- Developer: Micronet
- Publisher: Micronet
- Platforms: Sega CD, Genesis, X68000
- Release: Mega-CD JP: December 12, 1991; Genesis NA: December 1991; X68000 JP: April 10, 1992;
- Genres: Fighting, platform
- Modes: Single-player, multiplayer

= Heavy Nova (video game) =

1991 video game

Heavy Nova (ヘビーノバ) is a 1991 video game developed and published by Micronet for the Sega CD, Sega Genesis, and X68000 that combines elements of fighting games with platform games and mission elements. Players assume the role of a robot operator destined to earn the highest operator rank. To do so, the robot – known in the game as a Heavy DOLL – must complete a combat training camp which prompts the 2D Platformer stages. The player then must combat other Heavy DOLLs as the end-level bosses which prompts the 2D fighting elements. A sequel, Black Hole Assault, was released in 1992; it is a fighting game unlike its predecessor.

==Plot==
Sometime in Earth's future, it came to humanity's realization that the Earth's natural resources were starting to decline, but despite every nation's attempts, the Earth's environment and resources continued thin. Suddenly, an alien race appeared in the Solar System. Hailing from the planet Akirov, the aliens had been observing Earth for centuries and arrived in order to save it. With their technological help, Earth's environment was replenished and Humans were able to travel deeper into space. By the year 2102, humanity was finally at peace thanks to the Akirovians.

Ten years later, a plot to enslave humanity was discovered to be a part of the Akirovian's plans and a war waged between the two. Eight years later, the Akirovians lost and left the Solar System. The primary machines for Earth's victory came from original Akirovian designed machines: giant remote controlled robots first used to design and repair Earth's satellite and colony structures. The robots were favored as Earth's primary line of defense and were dubbed the Heavy D.O.L.L's (Defensive Offensive Lethal Liberator).

Now taking place in 2120, the prospect of earning the highest combat ranking for a Heavy D.O.L.L, the rank of Heavy Nova, has become a long desired military rank. The player assumes the role of such a person attempting to earn that rank who must go through training and combat situations to prove their abilities.

==Gameplay==

Heavy Novas Single Player game play is separated into two sections: a platform game section and a fighting game section. The player has to destroy every possible enemy robot in the Platformer sections and make it to the end in order to fight the boss awaiting them. The player has various attacks at their disposal with the Idar, most of which they were able to use during combat with the bosses in the Fighting Game stages. During the Fighting Game Stages/Boss Fights, the player had to defeat the boss using various Fighting Game attacks such as a button command that allowed missiles to launch from the Idar's hand. However, both Heavy D.O.L.L robots, player and enemy, has an energy bar under their health meter; the energy bar measures how much strength the player or enemy has in order to move their robot. Taking too much damage results in energy depletion. When the player's energy was depleted to two bars, the player robot cannot move, leaving the player completely vulnerable to enemy attacks.
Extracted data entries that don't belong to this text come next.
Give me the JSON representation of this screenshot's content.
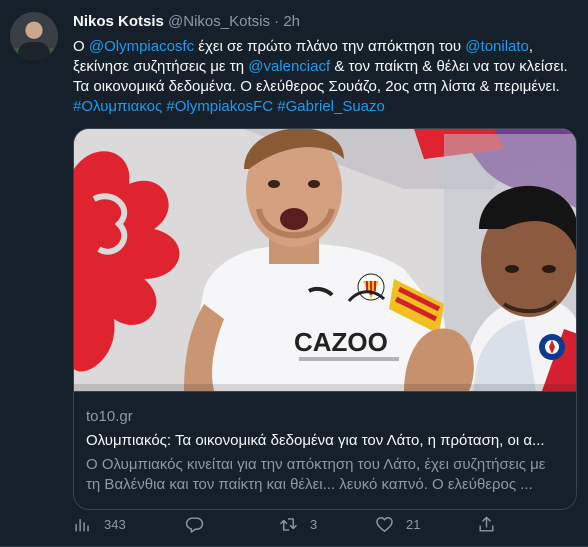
{
  "tweet": {
    "author_name": "Nikos Kotsis",
    "author_handle": "@Nikos_Kotsis",
    "separator": "·",
    "time": "2h",
    "text": {
      "l1_a": "Ο ",
      "l1_mention1": "@Olympiacosfc",
      "l1_b": " έχει σε πρώτο πλάνο την απόκτηση του ",
      "l1_mention2": "@tonilato",
      "l1_c": ",",
      "l2_a": "ξεκίνησε συζητήσεις με τη ",
      "l2_mention": "@valenciacf",
      "l2_b": " & τον παίκτη & θέλει να τον κλείσει.",
      "l3": "Τα οικονομικά δεδομένα. Ο ελεύθερος Σουάζο, 2ος στη λίστα & περιμένει.",
      "hashtag1": "#Ολυμπιακος",
      "hashtag2": "#OlympiakosFC",
      "hashtag3": "#Gabriel_Suazo"
    },
    "card": {
      "image_text_jersey": "CAZOO",
      "domain": "to10.gr",
      "title": "Ολυμπιακός: Τα οικονομικά δεδομένα για τον Λάτο, η πρόταση, οι α...",
      "desc_line1": "Ο Ολυμπιακός κινείται για την απόκτηση του Λάτο, έχει συζητήσεις με",
      "desc_line2": "τη Βαλένθια και τον παίκτη και θέλει... λευκό καπνό. Ο ελεύθερος ..."
    },
    "actions": {
      "views": "343",
      "replies": "",
      "retweets": "3",
      "likes": "21"
    }
  }
}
Alternatively, the 2 Player mode pitches two players against each other using all of the enemy robot models encountered in the game.

Review scores
| Publication | Score |
|---|---|
| Mega | 12% |
| Entertainment Weekly | D+ |

==Reception==
Heavy Nova received very poor reviews. Mega said that "badly animated robots, appalling music and terribly unresponsive controls as much fun as colouring in each square on a piece of graph paper with a different pen... with a headache... listening to Max Bygraves." Classic Game Room's Mark Bussler praised its intro cutscene, but called it "possibly the worst video game I've ever played", criticizing the clumsy controls, uninspired level design, and flawed collision detection that turns the boss fights into a matter of "simply mashing buttons and hoping for the best".

Entertainment Weekly gave the game a D+ and wrote that "Heavy Novas high-stepping, stainless-steel robot hero may have a certain wacky appeal — if Michael Jackson were the Terminator, this is what his skeleton would look like — but it also has the most ponderous, difficult-to-master moves this side of a tai chi tournament. Identically languid opponents and shamelessly minimal action sequences make this game the perfect corrective to acute caffeine poisoning."